Naturalist Charles Darwin changed the world through his theory of evolution. If your child is a dinosaur enthusiast or a fossil hunter – or simply curious about their own species – they need to know about his work and discoveries. Former primary school teacher Emma Shingleton of education resource experts PlanBee tells his story – she also has ten fun facts about the great man
A life of global exploration
Charles Darwin, who was born in Kent in 1809, studied the natural world over many years. He took part in expeditions to countries such as Brazil, Argentina, Chile, and the remote islands of the Galápagos, gathering information. On his famous 1831-36 voyage on HMS Beagle, he collected samples of plants, animals, rocks and fossils which he took home to England to study.
He began to question the origin of species and how they have changed over time. In 1859, Darwin published his book ‘On the Origin of Species’, which outlined his theory of evolution. Darwin challenged the idea that God made all animals and plants on Earth. Instead, he suggested that species change over time, adapting to their environment. His theory included the idea of ‘natural selection’ – sometimes known as ‘survival of the fittest’. This is where a variation of a species may change to suit its surroundings, adapting to make sure of its survival. Meanwhile, another variation of a species may not be able to adapt as well and so dies out.
For years, Darwin suffered from eczema, headaches, sickness and boils. Some suggested he was infected by parasites picked up on his travels around the world. Others now believe Darwin may have had Crohn’s disease.
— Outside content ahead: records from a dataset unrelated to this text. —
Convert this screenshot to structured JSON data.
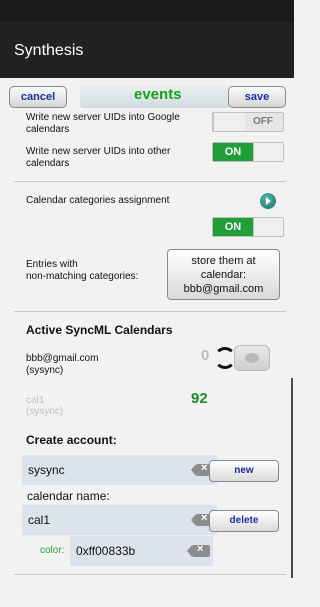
{
  "app": {
    "title": "Synthesis"
  },
  "toolbar": {
    "cancel_label": "cancel",
    "title": "events",
    "save_label": "save"
  },
  "settings": {
    "google_uids_label": "Write new server UIDs into Google calendars",
    "google_uids_state": "OFF",
    "other_uids_label": "Write new server UIDs into other calendars",
    "other_uids_state": "ON",
    "categories_label": "Calendar categories assignment",
    "categories_state": "ON",
    "entries_label_1": "Entries with",
    "entries_label_2": "non-matching categories:",
    "store_line1": "store them at",
    "store_line2": "calendar:",
    "store_line3": "bbb@gmail.com"
  },
  "active": {
    "title": "Active SyncML Calendars",
    "calendars": [
      {
        "name": "bbb@gmail.com",
        "account": "(sysync)",
        "count": "0"
      },
      {
        "name": "cal1",
        "account": "(sysync)",
        "count": "92"
      }
    ]
  },
  "create": {
    "title": "Create account:",
    "account_value": "sysync",
    "new_label": "new",
    "calendar_name_label": "calendar name:",
    "calendar_value": "cal1",
    "delete_label": "delete",
    "color_label": "color:",
    "color_value": "0xff00833b"
  },
  "colors": {
    "accent_green": "#1f9e3a",
    "count_green": "#1a8a2a",
    "button_text": "#1b2fa0"
  },
  "icons": [
    "next-arrow-icon",
    "sync-icon",
    "eye-icon",
    "clear-text-icon"
  ]
}
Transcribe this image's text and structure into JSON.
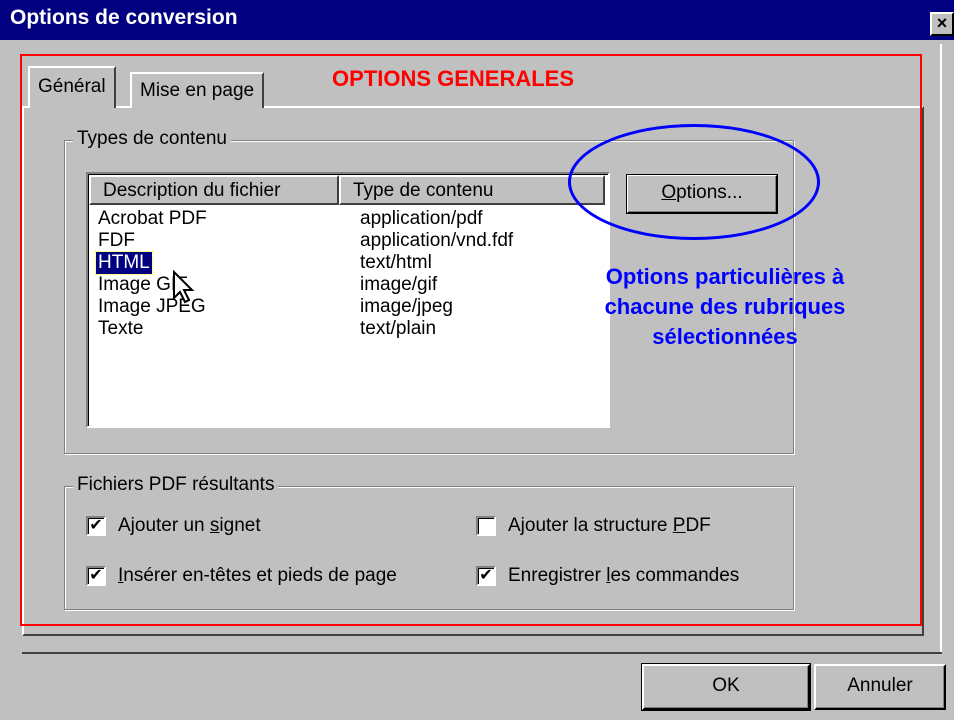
{
  "window": {
    "title": "Options de conversion",
    "close_glyph": "×"
  },
  "tabs": [
    {
      "label": "Général",
      "active": true
    },
    {
      "label": "Mise en page",
      "active": false
    }
  ],
  "annotation": {
    "heading": "OPTIONS GENERALES",
    "blue_line1": "Options particulières à",
    "blue_line2": "chacune des rubriques",
    "blue_line3": "sélectionnées",
    "red_color": "#ff0000",
    "blue_color": "#0000ff"
  },
  "types_group": {
    "legend": "Types de contenu",
    "columns": [
      "Description du fichier",
      "Type de contenu"
    ],
    "rows": [
      {
        "description": "Acrobat PDF",
        "type": "application/pdf",
        "selected": false
      },
      {
        "description": "FDF",
        "type": "application/vnd.fdf",
        "selected": false
      },
      {
        "description": "HTML",
        "type": "text/html",
        "selected": true
      },
      {
        "description": "Image GIF",
        "type": "image/gif",
        "selected": false
      },
      {
        "description": "Image JPEG",
        "type": "image/jpeg",
        "selected": false
      },
      {
        "description": "Texte",
        "type": "text/plain",
        "selected": false
      }
    ],
    "options_button": {
      "prefix": "",
      "mnemonic": "O",
      "rest": "ptions..."
    }
  },
  "pdf_group": {
    "legend": "Fichiers PDF résultants",
    "checkboxes": [
      {
        "pre": "Ajouter un ",
        "mnemonic": "s",
        "post": "ignet",
        "checked": true
      },
      {
        "pre": "",
        "mnemonic": "I",
        "post": "nsérer en-têtes et pieds de page",
        "checked": true
      },
      {
        "pre": "Ajouter la structure ",
        "mnemonic": "P",
        "post": "DF",
        "checked": false
      },
      {
        "pre": "Enregistrer ",
        "mnemonic": "l",
        "post": "es commandes",
        "checked": true
      }
    ]
  },
  "footer": {
    "ok_label": "OK",
    "cancel_label": "Annuler"
  },
  "icons": {
    "cursor": "arrow-cursor-icon",
    "check": "✔"
  }
}
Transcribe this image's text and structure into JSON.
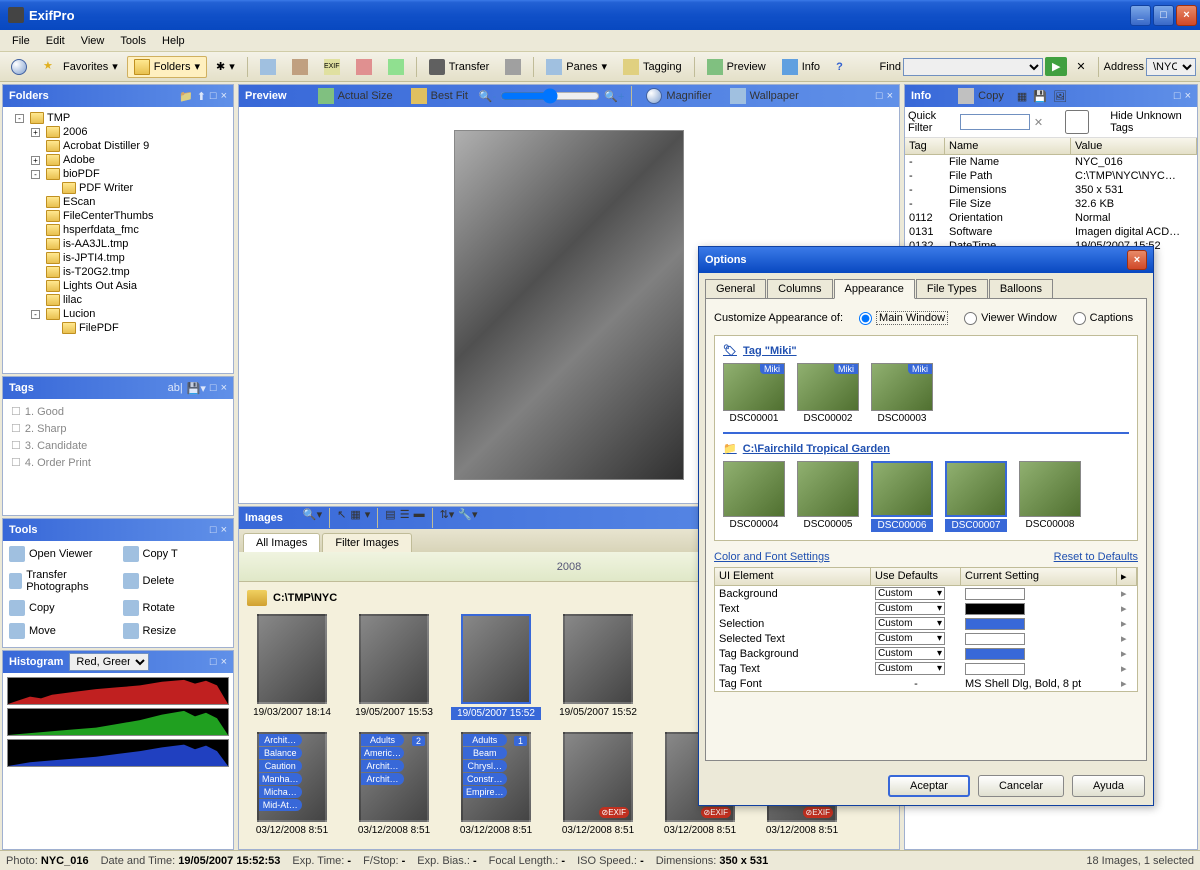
{
  "app": {
    "title": "ExifPro"
  },
  "menu": [
    "File",
    "Edit",
    "View",
    "Tools",
    "Help"
  ],
  "toolbar": {
    "favorites": "Favorites",
    "folders": "Folders",
    "transfer": "Transfer",
    "panes": "Panes",
    "tagging": "Tagging",
    "preview": "Preview",
    "info": "Info",
    "find_label": "Find",
    "address_label": "Address",
    "address_value": "\\NYC"
  },
  "folders": {
    "title": "Folders",
    "items": [
      {
        "name": "TMP",
        "exp": "-",
        "depth": 0
      },
      {
        "name": "2006",
        "exp": "+",
        "depth": 1
      },
      {
        "name": "Acrobat Distiller 9",
        "depth": 1
      },
      {
        "name": "Adobe",
        "exp": "+",
        "depth": 1
      },
      {
        "name": "bioPDF",
        "exp": "-",
        "depth": 1
      },
      {
        "name": "PDF Writer",
        "depth": 2
      },
      {
        "name": "EScan",
        "depth": 1
      },
      {
        "name": "FileCenterThumbs",
        "depth": 1
      },
      {
        "name": "hsperfdata_fmc",
        "depth": 1
      },
      {
        "name": "is-AA3JL.tmp",
        "depth": 1
      },
      {
        "name": "is-JPTI4.tmp",
        "depth": 1
      },
      {
        "name": "is-T20G2.tmp",
        "depth": 1
      },
      {
        "name": "Lights Out Asia",
        "depth": 1
      },
      {
        "name": "lilac",
        "depth": 1
      },
      {
        "name": "Lucion",
        "exp": "-",
        "depth": 1
      },
      {
        "name": "FilePDF",
        "depth": 2
      }
    ]
  },
  "tags": {
    "title": "Tags",
    "items": [
      "1. Good",
      "2. Sharp",
      "3. Candidate",
      "4. Order Print"
    ]
  },
  "tools": {
    "title": "Tools",
    "items": [
      {
        "l": "Open Viewer",
        "r": "Copy T"
      },
      {
        "l": "Transfer Photographs",
        "r": "Delete"
      },
      {
        "l": "Copy",
        "r": "Rotate"
      },
      {
        "l": "Move",
        "r": "Resize"
      }
    ]
  },
  "histogram": {
    "title": "Histogram",
    "mode": "Red, Green"
  },
  "preview": {
    "title": "Preview",
    "actual": "Actual Size",
    "bestfit": "Best Fit",
    "magnifier": "Magnifier",
    "wallpaper": "Wallpaper"
  },
  "images": {
    "title": "Images",
    "tab_all": "All Images",
    "tab_filter": "Filter Images",
    "year": "2008",
    "path": "C:\\TMP\\NYC",
    "row1": [
      {
        "date": "19/03/2007  18:14"
      },
      {
        "date": "19/05/2007  15:53"
      },
      {
        "date": "19/05/2007  15:52",
        "sel": true
      },
      {
        "date": "19/05/2007  15:52"
      }
    ],
    "row2": [
      {
        "date": "03/12/2008  8:51",
        "tags": [
          "Archit…",
          "Balance",
          "Caution",
          "Manha…",
          "Micha…",
          "Mid-At…"
        ]
      },
      {
        "date": "03/12/2008  8:51",
        "badge": "2",
        "tags": [
          "Adults",
          "Americ…",
          "Archit…",
          "Archit…"
        ]
      },
      {
        "date": "03/12/2008  8:51",
        "badge": "1",
        "tags": [
          "Adults",
          "Beam",
          "Chrysl…",
          "Constr…",
          "Empire…"
        ]
      },
      {
        "date": "03/12/2008  8:51",
        "exif": true
      },
      {
        "date": "03/12/2008  8:51",
        "exif": true
      },
      {
        "date": "03/12/2008  8:51",
        "exif": true
      }
    ]
  },
  "info": {
    "title": "Info",
    "copy": "Copy",
    "quick_filter": "Quick Filter",
    "hide_unknown": "Hide Unknown Tags",
    "cols": [
      "Tag",
      "Name",
      "Value"
    ],
    "rows": [
      {
        "t": "-",
        "n": "File Name",
        "v": "NYC_016"
      },
      {
        "t": "-",
        "n": "File Path",
        "v": "C:\\TMP\\NYC\\NYC…"
      },
      {
        "t": "-",
        "n": "Dimensions",
        "v": "350 x 531"
      },
      {
        "t": "-",
        "n": "File Size",
        "v": "32.6 KB"
      },
      {
        "t": "0112",
        "n": "Orientation",
        "v": "Normal"
      },
      {
        "t": "0131",
        "n": "Software",
        "v": "Imagen digital ACD…"
      },
      {
        "t": "0132",
        "n": "DateTime",
        "v": "19/05/2007  15:52"
      }
    ]
  },
  "options": {
    "title": "Options",
    "tabs": [
      "General",
      "Columns",
      "Appearance",
      "File Types",
      "Balloons"
    ],
    "active_tab": 2,
    "customize_label": "Customize Appearance of:",
    "radios": [
      "Main Window",
      "Viewer Window",
      "Captions"
    ],
    "tag_section": "Tag \"Miki\"",
    "tag_thumbs": [
      "DSC00001",
      "DSC00002",
      "DSC00003"
    ],
    "tag_badge": "Miki",
    "path_section": "C:\\Fairchild Tropical Garden",
    "path_thumbs": [
      "DSC00004",
      "DSC00005",
      "DSC00006",
      "DSC00007",
      "DSC00008"
    ],
    "settings_label": "Color and Font Settings",
    "reset": "Reset to Defaults",
    "set_cols": [
      "UI Element",
      "Use Defaults",
      "Current Setting"
    ],
    "settings": [
      {
        "n": "Background",
        "d": "Custom",
        "c": "#ffffff"
      },
      {
        "n": "Text",
        "d": "Custom",
        "c": "#000000"
      },
      {
        "n": "Selection",
        "d": "Custom",
        "c": "#3868d8"
      },
      {
        "n": "Selected Text",
        "d": "Custom",
        "c": "#ffffff"
      },
      {
        "n": "Tag Background",
        "d": "Custom",
        "c": "#3868d8"
      },
      {
        "n": "Tag Text",
        "d": "Custom",
        "c": "#ffffff"
      },
      {
        "n": "Tag Font",
        "d": "-",
        "c": "MS Shell Dlg, Bold, 8 pt",
        "text": true
      }
    ],
    "btns": [
      "Aceptar",
      "Cancelar",
      "Ayuda"
    ]
  },
  "status": {
    "photo_l": "Photo:",
    "photo": "NYC_016",
    "dt_l": "Date and Time:",
    "dt": "19/05/2007  15:52:53",
    "exp_l": "Exp. Time:",
    "exp": "-",
    "fstop_l": "F/Stop:",
    "fstop": "-",
    "bias_l": "Exp. Bias.:",
    "bias": "-",
    "flen_l": "Focal Length.:",
    "flen": "-",
    "iso_l": "ISO Speed.:",
    "iso": "-",
    "dim_l": "Dimensions:",
    "dim": "350 x 531",
    "count": "18 Images, 1 selected"
  }
}
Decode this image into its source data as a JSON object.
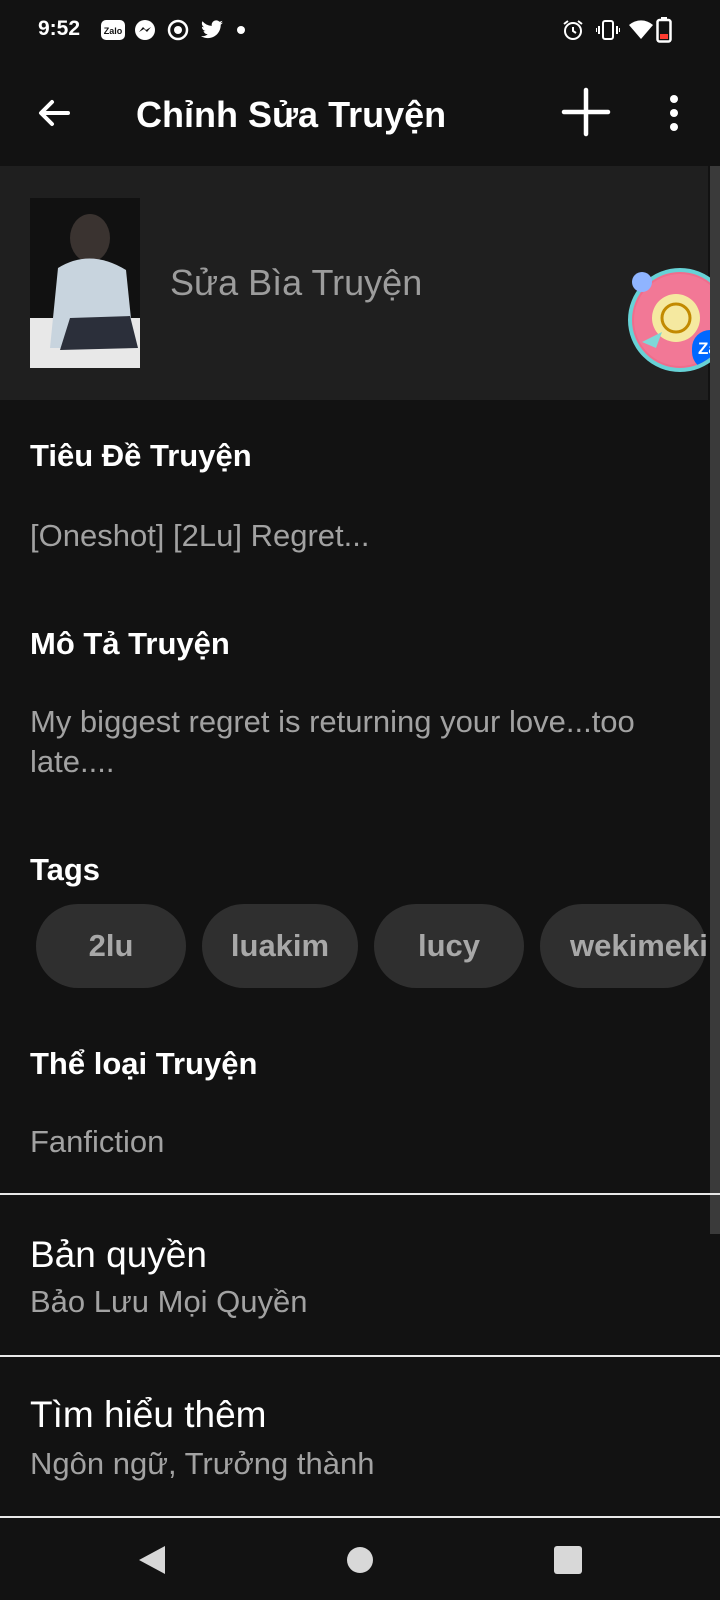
{
  "status_bar": {
    "time": "9:52",
    "left_icons": [
      "zalo-icon",
      "messenger-icon",
      "podcast-icon",
      "twitter-icon",
      "dot-icon"
    ],
    "right_icons": [
      "alarm-icon",
      "vibrate-icon",
      "wifi-icon",
      "battery-low-icon"
    ],
    "zalo_badge": "Zalo"
  },
  "app_bar": {
    "title": "Chỉnh Sửa Truyện"
  },
  "cover": {
    "label": "Sửa Bìa Truyện"
  },
  "floating_bubble": {
    "badge": "Zal"
  },
  "story_title": {
    "label": "Tiêu Đề Truyện",
    "value": "[Oneshot] [2Lu] Regret..."
  },
  "story_description": {
    "label": "Mô Tả Truyện",
    "value": "My biggest regret is returning your love...too late...."
  },
  "tags": {
    "label": "Tags",
    "items": [
      "2lu",
      "luakim",
      "lucy",
      "wekimeki"
    ]
  },
  "category": {
    "label": "Thể loại Truyện",
    "value": "Fanfiction"
  },
  "copyright": {
    "title": "Bản quyền",
    "subtitle": "Bảo Lưu Mọi Quyền"
  },
  "learn_more": {
    "title": "Tìm hiểu thêm",
    "subtitle": "Ngôn ngữ, Trưởng thành"
  },
  "colors": {
    "background": "#121212",
    "cover_section": "#1f1f1f",
    "chip": "#2f2f2f",
    "muted_text": "#a2a2a2"
  }
}
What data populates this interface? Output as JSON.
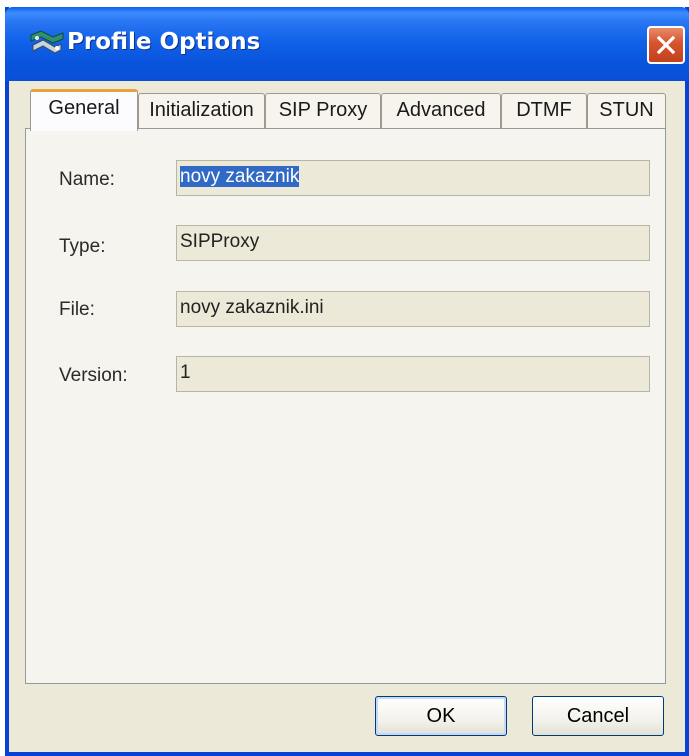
{
  "window": {
    "title": "Profile Options",
    "icon": "network-phone-icon",
    "close_icon": "close-icon",
    "colors": {
      "titlebar": "#0a54dd",
      "frame": "#0841d6",
      "face": "#ece9d8",
      "close": "#d6532d",
      "tab_highlight": "#e8a33b",
      "selection": "#316ac5"
    }
  },
  "tabs": [
    {
      "label": "General",
      "selected": true
    },
    {
      "label": "Initialization",
      "selected": false
    },
    {
      "label": "SIP Proxy",
      "selected": false
    },
    {
      "label": "Advanced",
      "selected": false
    },
    {
      "label": "DTMF",
      "selected": false
    },
    {
      "label": "STUN",
      "selected": false
    }
  ],
  "general": {
    "name_label": "Name:",
    "name_value": "novy zakaznik",
    "type_label": "Type:",
    "type_value": "SIPProxy",
    "file_label": "File:",
    "file_value": "novy zakaznik.ini",
    "version_label": "Version:",
    "version_value": "1"
  },
  "buttons": {
    "ok": "OK",
    "cancel": "Cancel"
  }
}
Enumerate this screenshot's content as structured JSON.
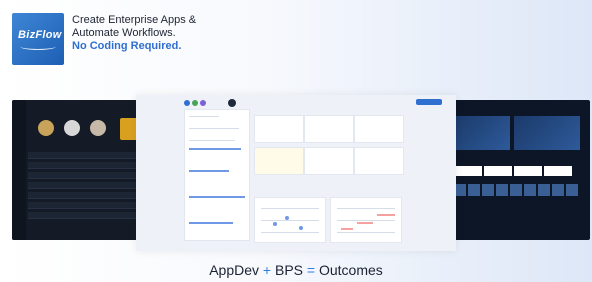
{
  "header": {
    "logo_alt": "BizFlow",
    "logo_text": "BizFlow",
    "line1": "Create Enterprise Apps &",
    "line2": "Automate Workflows.",
    "line3": "No Coding Required."
  },
  "footer": {
    "left": "AppDev",
    "plus": "+",
    "middle": "BPS",
    "equals": "=",
    "right": "Outcomes"
  },
  "colors": {
    "accent_blue": "#2f6fd0",
    "operator_blue": "#2f7fe0",
    "dark_panel": "#141b26",
    "gold_panel": "#d9a020"
  },
  "screenshots": [
    {
      "name": "dark-dashboard"
    },
    {
      "name": "task-dashboard"
    },
    {
      "name": "program-dashboard"
    }
  ]
}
On 19th April 1882, Darwin suffered heart failure at his home, Down House. On his deathbed, he said to his wife, Emma:
“I am not the least afraid of death. Remember what a good wife you have been to me. Tell all my children to remember how good they have been to me.”
He was buried in Westminster Abbey.
Fun facts about Darwin
1. Darwin dropped out of medical school because he couldn’t stand the sight of blood.
2. In 1839 he married his cousin, Emma Wedgwood. Although this is something that seems strange nowadays, in the 19th century it was widely accepted.
3. Darwin waited 20 years to publish his theory of evolution – he worried that the public were not yet ready for his radical ideas.
4. He not only studied animals from around the world… he also ate them!
5. In 2000, Charles Darwin was commemorated by putting his portrait on the back of a £10 note.
6. He shared the day of his birth, 12th February 1809, with famous US president Abraham Lincoln.
7. Darwin wrote a ‘pros and cons’ list on whether or not to marry.
8. He loved hiking
9. Darwin played two games of backgammon with his wife every evening.
10. The full name of his most famous book is ‘On the Origin of Species by Means of Natural Selection, or the Preservation of Favoured Races in the Struggle for Life’. No wonder it was shortened to ‘On the Origin of Species’!